Un label intégré à "My Ad Center" pour indiquer les annonces générées par IA
Google a commencé à afficher, depuis le 9 juillet, une mention informant que certaines publicités ont été créées à l'aide d'intelligence artificielle. L'option apparaît dans le panneau "My Ad Center" accessible via le menu contextuel des annonces sur Google Search, YouTube et Discover. Ce dispositif complète les fonctionnalités déjà disponibles — blocage, signalement et information sur l'annonceur — en ajoutant une nouvelle case à cocher : « Comment cette publicité a été créée ».
La mise en place intervient dans un contexte de pression réglementaire croissante : l'entrée en vigueur complète de l'AI Act, prévue en août 2026, alourdira les obligations de transparence autour des usages d'outils génératifs. Pour Google, l'étiquetage automatique s'applique lorsque les annonceurs ont recours à ses propres outils publicitaires basés sur des modèles d'IA générative.
"Lorsque [les entreprises] utilisent les outils publicitaires basés sur l'IA générative de Google pour créer des annonces, nous ajouterons automatiquement une mention"
Fonctionnement et limites annoncées
Concrètement, Google ajoute la mention automatiquement lorsque la création publicitaire passe par ses outils. La firme précise aussi proposer une option pour que les marques indiquent manuellement avoir utilisé une IA lorsqu'elles emploient des solutions tierces. La communication reste cependant floue sur les mécanismes de vérification : aucun détail n'est fourni quant à des contrôles automatisés ou des audits tiers permettant de s'assurer de la sincérité des déclarations des annonceurs.
- Application automatique : pour les annonces conçues avec les outils publicitaires génératifs de Google.
- Déclaration manuelle : disponible pour les créations réalisées via d'autres solutions d'IA.
- Zone d'incertitude : absence d'explication claire sur la vérification des déclarations et des contenus importés.
Implications pour les annonceurs et le marché
Cette évolution pose plusieurs enjeux pour les professionnels du marketing et la régulation : d'un côté, une incitation à la transparence qui peut protéger les internautes contre les visuels manipulés et les fraudes ; de l'autre, la responsabilité opérationnelle qui pèse sur les plateformes pour contrôler la véracité des signalements.
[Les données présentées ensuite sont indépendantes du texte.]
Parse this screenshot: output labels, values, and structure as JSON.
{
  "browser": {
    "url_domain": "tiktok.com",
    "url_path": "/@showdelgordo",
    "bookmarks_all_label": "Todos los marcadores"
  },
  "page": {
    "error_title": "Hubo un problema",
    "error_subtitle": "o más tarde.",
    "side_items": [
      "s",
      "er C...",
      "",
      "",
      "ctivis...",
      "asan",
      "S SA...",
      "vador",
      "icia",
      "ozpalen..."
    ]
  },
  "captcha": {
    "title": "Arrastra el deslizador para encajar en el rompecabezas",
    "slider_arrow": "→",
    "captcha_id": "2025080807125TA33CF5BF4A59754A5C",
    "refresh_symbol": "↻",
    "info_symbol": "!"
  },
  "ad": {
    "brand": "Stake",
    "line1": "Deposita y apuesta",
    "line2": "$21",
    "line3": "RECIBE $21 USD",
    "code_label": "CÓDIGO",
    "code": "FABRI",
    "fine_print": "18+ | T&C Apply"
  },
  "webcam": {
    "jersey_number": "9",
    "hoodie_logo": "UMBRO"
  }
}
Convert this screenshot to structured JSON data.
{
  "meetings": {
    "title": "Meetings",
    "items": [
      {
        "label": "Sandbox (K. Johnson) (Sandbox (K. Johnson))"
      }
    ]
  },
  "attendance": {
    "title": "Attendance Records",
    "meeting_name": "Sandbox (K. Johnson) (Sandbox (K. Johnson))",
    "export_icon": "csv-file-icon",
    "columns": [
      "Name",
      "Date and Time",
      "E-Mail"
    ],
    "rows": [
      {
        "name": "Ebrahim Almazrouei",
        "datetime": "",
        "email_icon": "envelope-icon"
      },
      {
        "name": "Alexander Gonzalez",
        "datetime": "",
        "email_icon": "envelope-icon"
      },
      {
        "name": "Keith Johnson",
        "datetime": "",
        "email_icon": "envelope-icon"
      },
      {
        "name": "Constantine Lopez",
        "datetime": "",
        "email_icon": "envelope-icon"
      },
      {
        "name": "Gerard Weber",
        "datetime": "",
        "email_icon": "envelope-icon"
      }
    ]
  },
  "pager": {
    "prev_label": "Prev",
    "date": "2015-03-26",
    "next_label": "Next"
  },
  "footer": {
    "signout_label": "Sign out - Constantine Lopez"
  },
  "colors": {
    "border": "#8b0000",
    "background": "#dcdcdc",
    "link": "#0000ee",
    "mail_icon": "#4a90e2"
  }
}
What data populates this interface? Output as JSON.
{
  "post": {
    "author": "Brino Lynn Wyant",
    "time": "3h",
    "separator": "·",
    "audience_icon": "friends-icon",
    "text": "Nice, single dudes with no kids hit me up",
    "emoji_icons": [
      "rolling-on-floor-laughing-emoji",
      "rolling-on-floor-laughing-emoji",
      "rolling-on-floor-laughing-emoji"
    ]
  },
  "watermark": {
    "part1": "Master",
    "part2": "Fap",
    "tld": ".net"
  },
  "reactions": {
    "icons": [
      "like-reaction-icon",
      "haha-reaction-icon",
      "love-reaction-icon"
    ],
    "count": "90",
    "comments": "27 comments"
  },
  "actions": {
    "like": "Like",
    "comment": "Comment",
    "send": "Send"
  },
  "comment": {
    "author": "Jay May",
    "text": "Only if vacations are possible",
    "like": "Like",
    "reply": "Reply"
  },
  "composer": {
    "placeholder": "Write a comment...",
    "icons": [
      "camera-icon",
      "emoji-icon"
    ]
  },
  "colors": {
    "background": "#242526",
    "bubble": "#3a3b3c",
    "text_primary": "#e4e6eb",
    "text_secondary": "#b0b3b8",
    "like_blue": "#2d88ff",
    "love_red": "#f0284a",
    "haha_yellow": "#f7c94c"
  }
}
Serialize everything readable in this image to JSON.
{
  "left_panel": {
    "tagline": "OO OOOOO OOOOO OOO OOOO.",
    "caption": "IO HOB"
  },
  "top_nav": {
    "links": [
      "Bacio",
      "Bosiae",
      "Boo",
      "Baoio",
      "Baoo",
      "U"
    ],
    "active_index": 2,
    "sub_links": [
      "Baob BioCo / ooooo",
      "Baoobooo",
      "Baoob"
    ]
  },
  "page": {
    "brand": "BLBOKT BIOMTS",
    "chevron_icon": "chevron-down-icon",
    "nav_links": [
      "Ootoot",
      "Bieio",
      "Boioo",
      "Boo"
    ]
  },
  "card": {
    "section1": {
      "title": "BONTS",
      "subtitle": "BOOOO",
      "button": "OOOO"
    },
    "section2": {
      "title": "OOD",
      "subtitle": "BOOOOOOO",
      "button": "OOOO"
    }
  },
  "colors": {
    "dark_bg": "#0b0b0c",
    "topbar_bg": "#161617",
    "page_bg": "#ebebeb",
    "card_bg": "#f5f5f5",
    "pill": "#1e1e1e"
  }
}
Google indique aussi que son assistant grand public Gemini a servi massivement à la génération de contenus publicitaires : selon Vidhya Srinivasan, 70 millions de créations publicitaires auraient été générées via cet assistant au cours du dernier trimestre 2025. Ce chiffre illustre l'ampleur du phénomène et l'urgence d'un cadre clair.
| Élément | Information |
|---|---|
| Date d'activation | 9 juillet (annonce) |
| Canaux concernés | Search, YouTube, Discover |
| Volume cité | 70 millions de contenus publicitaires via Gemini (T4 2025) |
| Régulation imminente | AI Act — entrée en vigueur complète en août 2026 |
Transparence, mais jusqu'où ?
La démarche de Google répond aux critiques sur la prolifération de campagnes trompeuses fabriquées à l'aide d'IA. Néanmoins, la solution repose pour l'instant en partie sur la bonne foi des annonceurs et sur l'écosystème propriétaire de la plateforme. Le marché attend désormais des précisions : quels seront les moyens de détection des contenus générés par des services externes ? Quels recours pour les utilisateurs en cas de publicité mensongère ? Comment aligner ces pratiques sur les obligations que va imposer l'AI Act ?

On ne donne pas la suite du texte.